恫 喝 と 詐 欺

 パソコン関連の本や雑誌、あるいはマニュアルなどを読んでいると、意味不明のカタカナ語が無闇に多い。パソコンを使いはじめて10年以上の私にも理解できないような気持ちの悪い言葉ばかりである。たとえば「アプリケーションをインストールする」などという。「パソコンに一太郎8をインストールする」とか「Word97をインストールする」といった使い方だが、奇妙な違和感はいつまでたっても拭いきれない。

 航空界でも、インストールという言葉は使うが、それは飽くまで英語の中のことである。たとえば航空機の整備マニュアルなどを読んでいると「Install the engine」(エンジンを取りつけよ)とか「Installing the hydrolic system」(油圧系統の装着)といった文章が出てくるが、だからといって日本人どうしがしゃべったり、書いたりするときに「エンジンをインストールする」などとは言わない。「エンジンを取りつける」とか「ローターをのせる」などと普通の日本語でしゃべるのである。

 コンピューター界でも何故「スーパーキッドをパソコンに組み込む」というような言い方ができないのだろうか。

 もちろん製品名のような固有名詞は、カタカナや横文字もやむを得ない。しかし普通名詞はできるだけ日本語にして貰いたいし、動詞はぜひとも日本語であってほしい。リリースするとか、ドラッグする、ペーストする、バンドルされている、サポートされていないなど、すべて普通の日本語で表現できるはずである。

 われわれがデパートへ買い物に行って、目的の品物がどこにあるのか尋ねたとき、店員が「私どもでは、そういう商品はサポートされておりません」などと答えたらどう思うか。気の小さい人は目を白黒してわけの分からぬまま引き下がるかもしれぬが、気の強い人は店員をどやしつけるであろう。このような奇妙な日本語は、今やパソコン雑誌に氾濫しているのである。

 たまたま手もとにあった雑誌をめくっていたら、次のような文章が目についた。

「オープントランスポートとは、次世代のアーキテクチャーで、ネットワークパフォーマンスを向上させてくれる」。もっとも、さすがに書いている本人も気がひけたのか、すぐ後に「あまりピンとこないかもしれません」と断っているのが滑稽である。
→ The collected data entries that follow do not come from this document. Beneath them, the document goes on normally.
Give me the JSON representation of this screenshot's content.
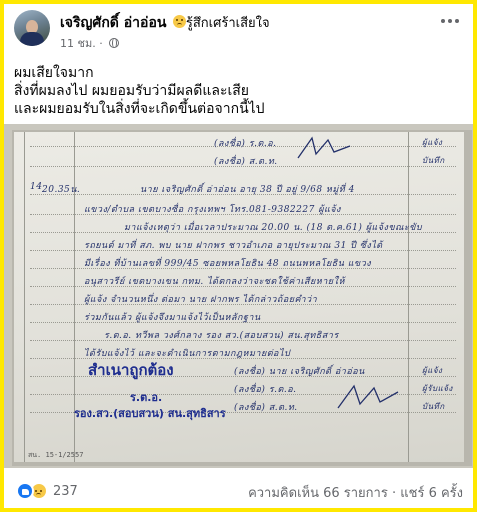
{
  "post": {
    "author": "เจริญศักดิ์ อ่าอ่อน",
    "feeling": "รู้สึกเศร้าเสียใจ",
    "feeling_icon": "sad-face-icon",
    "timestamp": "11 ชม.",
    "privacy_icon": "globe-icon",
    "text_lines": [
      "ผมเสียใจมาก",
      "สิ่งที่ผมลงไป ผมยอมรับว่ามีผลดีและเสีย",
      "และผมยอมรับในสิ่งที่จะเกิดขึ้นต่อจากนี้ไป"
    ]
  },
  "photo": {
    "doc_header_lines": [
      "(ลงชื่อ) ร.ต.อ.",
      "(ลงชื่อ) ส.ต.ท."
    ],
    "side_labels": [
      "ผู้แจ้ง",
      "บันทึก"
    ],
    "entry_number": "14",
    "entry_time": "20.35น.",
    "handwritten_lines": [
      "นาย เจริญศักดิ์ อ่าอ่อน อายุ 38 ปี อยู่ 9/68 หมู่ที่ 4",
      "แขวง/ตำบล เขตบางซื่อ กรุงเทพฯ โทร.081-9382227 ผู้แจ้ง",
      "มาแจ้งเหตุว่า เมื่อเวลาประมาณ 20.00 น. (18 ต.ค.61) ผู้แจ้งขณะขับ",
      "รถยนต์ มาที่ สภ. พบ นาย ฝากพร ชาวอำเภอ อายุประมาณ 31 ปี ซึ่งได้",
      "มีเรื่อง ที่บ้านเลขที่ 999/45 ซอยพหลโยธิน 48 ถนนพหลโยธิน แขวง",
      "อนุสาวรีย์ เขตบางเขน กทม. ได้ตกลงว่าจะชดใช้ค่าเสียหายให้",
      "ผู้แจ้ง จำนวนหนึ่ง ต่อมา นาย ฝากพร ได้กล่าวถ้อยคำว่า",
      "ร่วมกันแล้ว ผู้แจ้งจึงมาแจ้งไว้เป็นหลักฐาน",
      "ร.ต.อ. ทวีพล วงศ์กลาง รอง สว.(สอบสวน) สน.สุทธิสาร",
      "ได้รับแจ้งไว้ และจะดำเนินการตามกฎหมายต่อไป"
    ],
    "stamp_main": "สำเนาถูกต้อง",
    "stamp_rank": "ร.ต.อ.",
    "stamp_position": "รอง.สว.(สอบสวน) สน.สุทธิสาร",
    "sign_lines": [
      "(ลงชื่อ) นาย เจริญศักดิ์ อ่าอ่อน",
      "(ลงชื่อ) ร.ต.อ.",
      "(ลงชื่อ) ส.ต.ท."
    ],
    "sign_labels": [
      "ผู้แจ้ง",
      "ผู้รับแจ้ง",
      "บันทึก"
    ],
    "form_code": "สน. 15-1/2557"
  },
  "footer": {
    "reaction_icons": [
      "like-icon",
      "sad-icon"
    ],
    "reaction_count": "237",
    "comments": "ความคิดเห็น 66 รายการ",
    "shares": "แชร์ 6 ครั้ง"
  },
  "colors": {
    "frame": "#ffe800",
    "facebook_blue": "#1877f2",
    "meta_text": "#65676b",
    "ink": "#23306a",
    "stamp_blue": "#1e2d8f"
  }
}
ピンとこないような解説文は書いてはいけないのである。

 この文章を航空人の立場から読むと、トランスポートは「輸送」であり、パフォーマンスは「飛行性能」である。またアーキテクチャーが建築とか「構造」の意味であることは中学生の頃に習った。そこで私なりに、この似非(えせ)日本語を翻訳すると次のようになる。

「開放的な輸送とは、次世代の構造で、交通網の能力を向上させてくれる」

 なアんだ。これは、いま運輸省が規制緩和の旗じるしのもとで推進している航空政策の基本ではないか。それなら、こっちにだって分かる……というのは無論冗談で、まさかパソコン雑誌がインターネットの解説の中で、航空政策を論ずるはずはない。
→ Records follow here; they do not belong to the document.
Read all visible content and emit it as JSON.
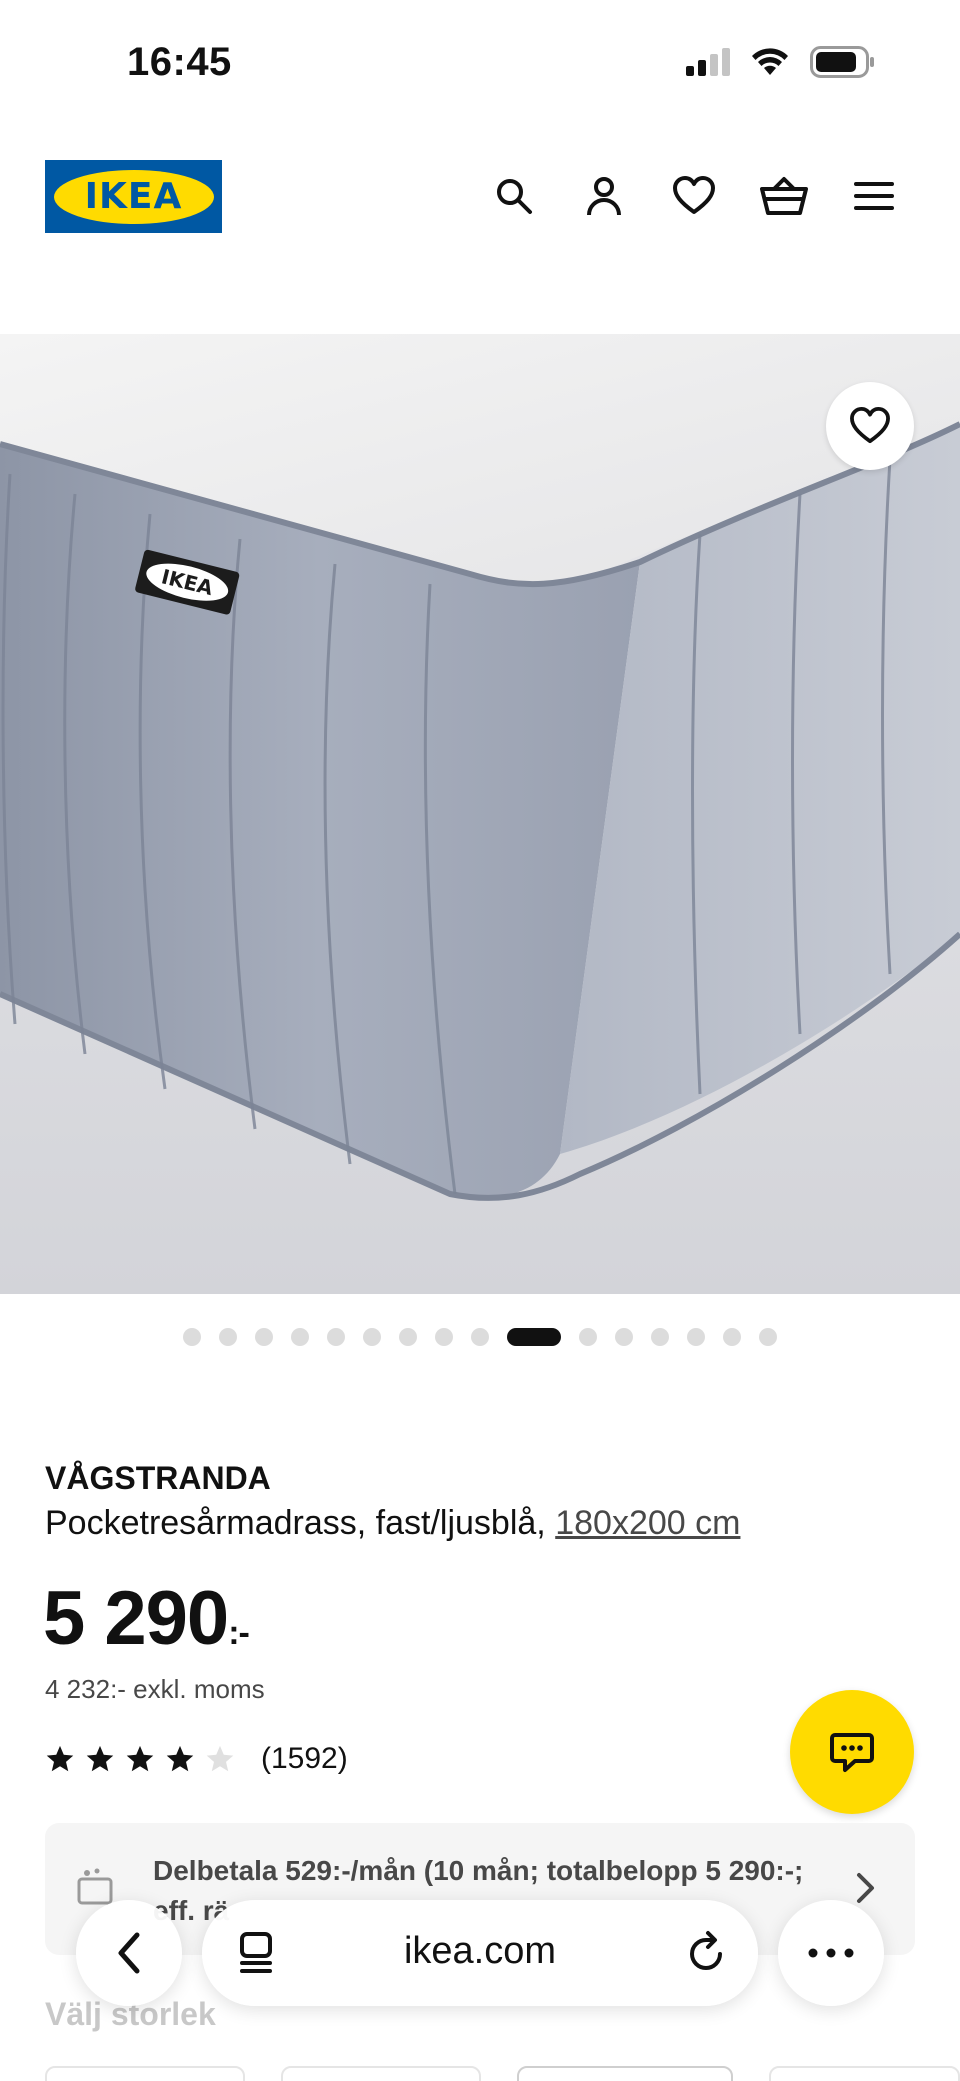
{
  "status_bar": {
    "time": "16:45",
    "icons": [
      "cellular-signal-icon",
      "wifi-icon",
      "battery-icon"
    ]
  },
  "header": {
    "logo_text": "IKEA",
    "icons": [
      "search-icon",
      "account-icon",
      "heart-icon",
      "basket-icon",
      "menu-icon"
    ]
  },
  "product_image": {
    "alt_subject": "mattress corner",
    "tag_text": "IKEA",
    "favorite_icon": "heart-icon"
  },
  "carousel": {
    "total": 16,
    "active_index": 9
  },
  "product": {
    "name": "VÅGSTRANDA",
    "description": "Pocketresårmadrass, fast/ljusblå,",
    "size_link": "180x200 cm",
    "price": "5 290",
    "price_suffix": ":-",
    "price_ex_vat": "4 232:- exkl. moms",
    "rating": 4,
    "rating_max": 5,
    "review_count": "(1592)"
  },
  "financing": {
    "text": "Delbetala 529:-/mån (10 mån; totalbelopp 5 290:-; eff. rä"
  },
  "choose_size_label": "Välj storlek",
  "browser": {
    "url": "ikea.com"
  },
  "colors": {
    "ikea_blue": "#0058a3",
    "ikea_yellow": "#ffdb00",
    "text": "#111111",
    "muted": "#484848"
  }
}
 とすれば、これは一体何をいわんとしているのか。結局は分からずじまいだったが、かといって、この解説文が掲載されているのは、私のようなごく一般的なパソコン利用者向けの雑誌で、どこの本屋さんにも売っているものである。決して専門家や学者、技術者だけの学術雑誌や同人雑誌ではない。にもかかわらず意味不明の文章を掲載して、これが理解できぬのはお前の頭が悪いか、勉強が足りないからだといわんばかりの態度は、恫喝か詐欺に相当する。

 むろん専門家同士がどんな隠語を使おうと、どんなジャーゴンをもてあそうぼうと、ベーシックやUNIXの何語でしゃべろうと自由である。素人や門外漢の知ったことではないし、どうぞお好きなようにと言っておこう。ここでは、われわれ一般人が、ごく日常的な連絡、通信、表現、あるいは思考の道具としてコンピューターを使う場合の話をしているのである。

 昨今、パソコンは急速に普及してきたといわれる。確かに機器の数は増えたが、それらがどれほど使いこなされているのか。「イントラネット」などというお題目に踊らされて、どこの企業もわれがちにパソコンを導入し、狭いオフィスの机の上にコンピューターばかりがふんぞり返って並ぶようになった。その陰で、社員の多くは汗を拭きふき、一本指打法でポツリポツリとやっているわけだが、まことに時間と費用の無駄というほかはない。

 コンピューターが、これからの新しい日本文化の一端を築いてゆくとすれば、そこに使われる用語も正しく解りやすい日本語でなければなるまい。パソコンの普及のためには、先ず専門家諸君の言葉づかいを改めるべきである。